To the Editor,

Some complain that we should ignore foreign laws as alien to ours, a threat somehow. Quickly note however that our legal system is founded on a compendium of historical and traditional approaches to further justice.

The fathers of our country deliberated exhaustively to find a consensus means of making a country from the disparate states. The first effort of national organization, the 1781 Articles of Confederation, called for a very loose arrangement with little centralized power retained at the national level while the individual states were left largely to act independently on what the considered local matters.

Difficulties surviving the early 1781 plan quickly became obvious as the states, rather than cooperating to a greater good, began to fight amongst themselves. With competitive regional agendas the driving force, few states had at first respected the concept that centralized sharing was a valuable option. However, some began to reason that if strategically it might be a means to a more perfected country.

Deliberating again, the 1789 Constitution was the result. Not fixing everything that had been wrong in the 1781 Articles, a route had been incorporated to allow novel improvements and timely modifications as experience might suggest. A Bill of Rights, the first 10 amendments, addressed some of the gaps in the Constitution. They were taken largely from the oft-ignored old British Bill of Rights, a then familiar wish list.

Amongst other remaining deficiencies of the original Constitution, tragic flaws still remained including an awkward treatment of slaves and others seen as inferior to the controlling electorate.

The New United States was not alone in seeking to improve its government. Specifically, France had experienced revolution and reformulation during the period because the aristocracy had grossly abused and demonstrated little concern for the welfare the common people.

The French ruler Napoleon viewed that American interests also did more in the area of economics than concerns for the lower echelons of society. Yet, he saw promise in our constitution in spite of this deficiency. He sought to draft a similarly constructed document for the French but with the rights of the general population better protected.

The 1804 Codex Napoleon was still a work in progress when complex negotiations regarding the Louisiana Purchase concluded.

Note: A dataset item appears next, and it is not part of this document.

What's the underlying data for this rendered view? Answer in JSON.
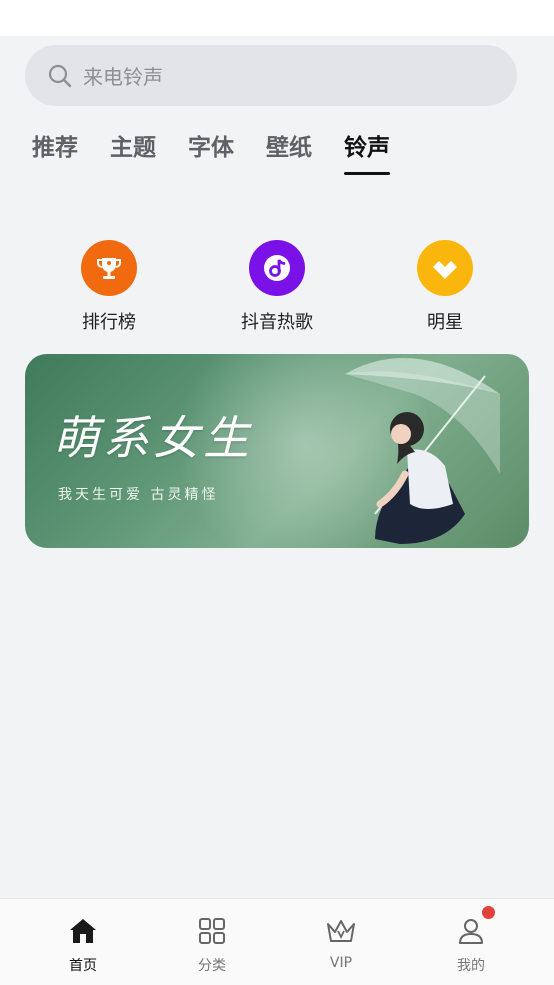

Some considered ideas for his Code included a presumption of guilt for governmental officials when confronted by citizens, rules of evidence saying that no second witness was necessary in bringing charges against the government, and that officials were to prove their own innocence with government records or lose such cases.

With the Louisiana Purchase in 1803 by President Jefferson, amongst the treaties, letters, and other agreements, the rights of the French citizens of the territory were promised to be protected as full citizens of the United States including a few certain rights abstracted from the Codex Napoleon.

Today, the descendants of the territory live in all parts of our country, mixed and mingled, impractical to divide as to who met the test. Thus, by treaty the Constitution was amended in in a manner never to be simply undone.

The American Disabilities Act includes some of the French ideas: A person making a charge under the Act is to be presumed correct even if not later proven so; any information made part of the complaint even verbal from other persons cannot be dismissed as mere hearsay; a state has no immunity from actions under the ADA; cloaked actions effecting discrimination against disabled persons are forbidden, especially lying by entities and officials as forbidden by the 14th Amendment which was adopted after the Civil War; and even other transparent measures.

Such various twists from other common law tend to drive mad lawyers insane, a legal term, until the laws are realized as valid transformations. Very few parts of the 1990 ADA have been successfully attacked and most of these later easily modified by Congress in responses to court actions. Good sense and learned considerations are the spirit of the law in pursuit of fair and honest justice.

Be thankful that there is a distant French connection as well as other foreign sources in the growth of your Civil Rights. Beware of those that might yearn to trash them by willing to vest them elsewhere rather than collectively in We the People.